Anyway – clearly I’ve lived. I’ve been living. I’m alive. I’m gaining wrinkles and lines and scars like a freaking BOSS.

But none of that has really set in. I don’t have any confidence in myself as a person. I actually lost a lot of my swagger in 2003, which is a large part of the reason why I can have a teaching degree without ever having set foot in a classroom as a paid teacher. I just stopped believing I could do it. And then in 2007, I stopped believing I could do anything. I stopped believing I was a good choice to be here, in this world. I stopped believing I had anything of value to contribute.

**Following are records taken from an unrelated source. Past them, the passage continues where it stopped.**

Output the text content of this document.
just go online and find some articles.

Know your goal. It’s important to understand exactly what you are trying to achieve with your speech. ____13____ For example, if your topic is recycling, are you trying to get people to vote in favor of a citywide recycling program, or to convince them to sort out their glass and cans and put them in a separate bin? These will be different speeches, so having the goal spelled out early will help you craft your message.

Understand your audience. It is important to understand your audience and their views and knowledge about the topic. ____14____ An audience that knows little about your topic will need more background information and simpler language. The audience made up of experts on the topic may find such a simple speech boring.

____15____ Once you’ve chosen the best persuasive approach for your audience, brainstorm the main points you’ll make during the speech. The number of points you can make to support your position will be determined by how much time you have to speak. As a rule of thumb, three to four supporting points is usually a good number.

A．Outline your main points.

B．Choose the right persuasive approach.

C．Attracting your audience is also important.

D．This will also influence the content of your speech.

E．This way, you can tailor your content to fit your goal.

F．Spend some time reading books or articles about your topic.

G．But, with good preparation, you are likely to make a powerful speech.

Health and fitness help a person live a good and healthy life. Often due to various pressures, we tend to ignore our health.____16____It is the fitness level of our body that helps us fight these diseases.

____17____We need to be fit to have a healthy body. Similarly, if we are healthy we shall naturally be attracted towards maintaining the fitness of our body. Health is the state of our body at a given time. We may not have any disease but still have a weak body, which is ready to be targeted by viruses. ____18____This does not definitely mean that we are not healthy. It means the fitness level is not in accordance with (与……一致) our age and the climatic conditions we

So since that day in 2007, I’ve basically been killing time. And it’s pretty miserable. Even when I do awesome things, the feeling I get from having done it is so fleeting. So temporary. More like a dream of something that happened, instead of something I actually did or participated in. Because the walls are up now and they are very high – I can’t see over them. I just imagine what’s on the other side and once in awhile I imagine myself over there, too, but it doesn’t feel real. It’s just a daydream to pass the time, from one day to the next. For seven years.

Now, in my very logical brain, I know that this is my thing to remedy. I know it was a ridiculous response in the first place, and to drag it out this long is even more so. It’s become a habit. I can’t even remember how to be different anymore.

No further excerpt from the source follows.